Terrorism and the Law


“There is neither an academic nor an accurate legal consensus regarding the definition of terrorism. Various legal systems and government agencies use different definitions. Moreover, governments have been reluctant to formulate an agreed upon, legally binding definition. These difficulties arise from the fact that the term is politically and emotionally charged.”
— The New York Times, Inside Terrorism

sentencing guidelinesIs a man accused of spousal abuse a terrorist, or simply an abuser? He is using violence, or the threat of violence, to coerce another person. 

What about a mother who abuses her kids?

We, collectively, have a preconceived idea of what terrorism is, but as we continue to loosen that definition, where does it end?

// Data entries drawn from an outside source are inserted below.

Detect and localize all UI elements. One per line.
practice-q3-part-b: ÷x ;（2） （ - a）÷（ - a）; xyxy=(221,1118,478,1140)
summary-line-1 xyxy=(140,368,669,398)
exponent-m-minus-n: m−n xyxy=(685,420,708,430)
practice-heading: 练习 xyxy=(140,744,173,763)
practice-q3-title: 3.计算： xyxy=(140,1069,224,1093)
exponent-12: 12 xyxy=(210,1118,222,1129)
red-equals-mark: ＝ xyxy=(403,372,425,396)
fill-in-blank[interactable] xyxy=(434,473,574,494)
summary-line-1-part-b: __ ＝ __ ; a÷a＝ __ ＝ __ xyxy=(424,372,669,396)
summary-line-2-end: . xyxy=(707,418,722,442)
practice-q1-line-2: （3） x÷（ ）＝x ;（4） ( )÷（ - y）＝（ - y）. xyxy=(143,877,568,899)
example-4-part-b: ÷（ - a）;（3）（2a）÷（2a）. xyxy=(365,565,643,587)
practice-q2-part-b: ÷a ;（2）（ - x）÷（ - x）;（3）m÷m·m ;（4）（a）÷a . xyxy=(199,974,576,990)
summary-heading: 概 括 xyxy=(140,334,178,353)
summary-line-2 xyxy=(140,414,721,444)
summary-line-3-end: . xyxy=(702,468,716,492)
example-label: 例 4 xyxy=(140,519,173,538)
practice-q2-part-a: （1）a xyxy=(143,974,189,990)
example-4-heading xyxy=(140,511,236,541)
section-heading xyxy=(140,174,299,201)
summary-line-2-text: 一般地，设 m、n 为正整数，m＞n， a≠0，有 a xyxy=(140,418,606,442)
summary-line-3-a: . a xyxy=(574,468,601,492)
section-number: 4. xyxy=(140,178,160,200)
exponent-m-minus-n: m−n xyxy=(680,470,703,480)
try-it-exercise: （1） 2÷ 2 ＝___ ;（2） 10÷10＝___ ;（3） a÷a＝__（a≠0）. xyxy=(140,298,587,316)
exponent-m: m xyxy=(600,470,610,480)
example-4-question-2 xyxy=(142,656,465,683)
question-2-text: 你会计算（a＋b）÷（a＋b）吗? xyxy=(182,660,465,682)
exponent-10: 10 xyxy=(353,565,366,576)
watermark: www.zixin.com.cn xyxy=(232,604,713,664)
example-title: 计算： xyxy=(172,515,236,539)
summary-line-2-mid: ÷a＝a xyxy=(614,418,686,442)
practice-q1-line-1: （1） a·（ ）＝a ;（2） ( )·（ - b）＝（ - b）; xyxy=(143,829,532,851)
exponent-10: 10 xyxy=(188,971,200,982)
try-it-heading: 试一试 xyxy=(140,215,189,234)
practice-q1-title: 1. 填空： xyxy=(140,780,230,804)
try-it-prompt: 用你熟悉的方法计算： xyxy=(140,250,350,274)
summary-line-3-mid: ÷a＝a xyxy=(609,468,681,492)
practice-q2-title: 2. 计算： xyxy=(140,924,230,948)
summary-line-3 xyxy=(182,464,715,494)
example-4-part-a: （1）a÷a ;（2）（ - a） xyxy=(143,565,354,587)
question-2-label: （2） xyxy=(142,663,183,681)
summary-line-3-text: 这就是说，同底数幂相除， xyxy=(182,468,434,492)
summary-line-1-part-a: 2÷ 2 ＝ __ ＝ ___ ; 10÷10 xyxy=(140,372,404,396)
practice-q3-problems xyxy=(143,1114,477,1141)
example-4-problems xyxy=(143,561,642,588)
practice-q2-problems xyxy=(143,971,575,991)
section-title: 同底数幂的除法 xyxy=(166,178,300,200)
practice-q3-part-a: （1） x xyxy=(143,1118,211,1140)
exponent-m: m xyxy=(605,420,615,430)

Even the Experts, and governments, cannot agree on a single, legal definition for what constitutes terrorism. How does this impact our legal system? What kinds of abuses of civil liberties can it lead to? Once we head down this road, where will it end?

The McCarthy hearings are a perfect example of what can happen when we start to dismantle the constitution for the convenience of the present. How many lives were destroyed because the ‘threat’ of communism was used as a justification for abuses of the original intent? Abuses that are inevitable whenever people get too much power.

The Colorado shooter.  He ‘uttered’ four words and was immediately labeled ‘a white Christian terrorist’, before anyone had any time to investigate anything. The media immediately implied an organized effort. (Terrorism in it’s traditional definition is, “Violence as a means to bring about stated political goals”and is typically carried out by individuals connected to a larger network or organization.) When the facts about the shooter came out, it’s pretty obvious he’s deranged and had no associations, political or otherwise, that would imply a real connection to what we would define as terrorism. If he is in fact mentally ill, should he be stripped of his right to a fair trial? Is that justice?

How does an act of terrorism legally differ from a traditional crime? After all, we have multiple laws on the books dealing with murder, racketeering, etc. What does the label of ‘terrorist’ actually mean?

It’s a good question, one that we haven’t really begun to address in the legal community, and if the events of late don’t spur us to act, we in the criminal defense side of things may find we are being marginalized, while our citizens are gradually stripped of their right to due process.

The Patriot Act is real. It’s not some conspiracy theory. It was sold like it was about bearded men wearing turbans hijacking planes, and we bought it.

The truth is, “Terrorism” is so loosely defined, legally speaking, it invites abuse. And still more troubling, it predicates the slow dismantling of our entire criminal justice system.

With the outpouring of affection for our friends in France, it’s important to remember their legal system is built upon the opposite notion of our own– that we are innocent until proven guilty. Their system is based on guilt before innocence, because they believe the State wouldn’t charge an innocent person with a crime, so they must be guilty, or they wouldn’t face charges. They must prove their innocence. The burden of proof is on them, not on the State.

That is why the Great American Experiment worked. Everyone had the freedom to screw up. Even the State. Our system is not built to impose justice. It’s built to uphold justice.

The court system here is, at it’s foundation, is built upon humanity.

It functions in full awareness of human interactions, human calculations, human beings. No matter how many rules and regulations and statutes we write, at the end of the day, the beauty of our system was it’s implicit recognition that human beings are not infallible, even those who represent the State. Human beings make mistakes, accidentally or willfully, and our system of justice was built upon that.

I say ‘was’, because when we take away those fundamental rights, little by little, in the name of justice, while not actually serving justice, we ourselves become co-conspirators with the psychological escape hatch of, ‘just following orders’.

I believe in our system of justice. I’ve dedicated my entire education and career to it. I am active in causes. I would hate to think that my association with a legitimate cause (In my case, I’m the Executive Director of the Pittsburgh Chapter of NORML) could land me on a terrorist watch list. Freedom of association is a right guaranteed by the Constitution. That’s why you can’t arrest restaurant owners for serving mobsters dinner.

“The Mob” is known for using the threat of violence to intimidate, but they are recognized as organized crime. There are plenty of laws on the books covering that, and they ultimately have the right to a fair trial. The ‘motive’ is ultimately monetary profit, rather than political gain (J.F.K. theorists might disagree), but is it not basically the same definition of terrorism?

In the next installment, I’ll take a closer look at the language of The Patriot Act, and how it could affect our system of due process.

And for any Mobsters reading this, no, I don’t think you’re terrorists. Let’s hope I’m right.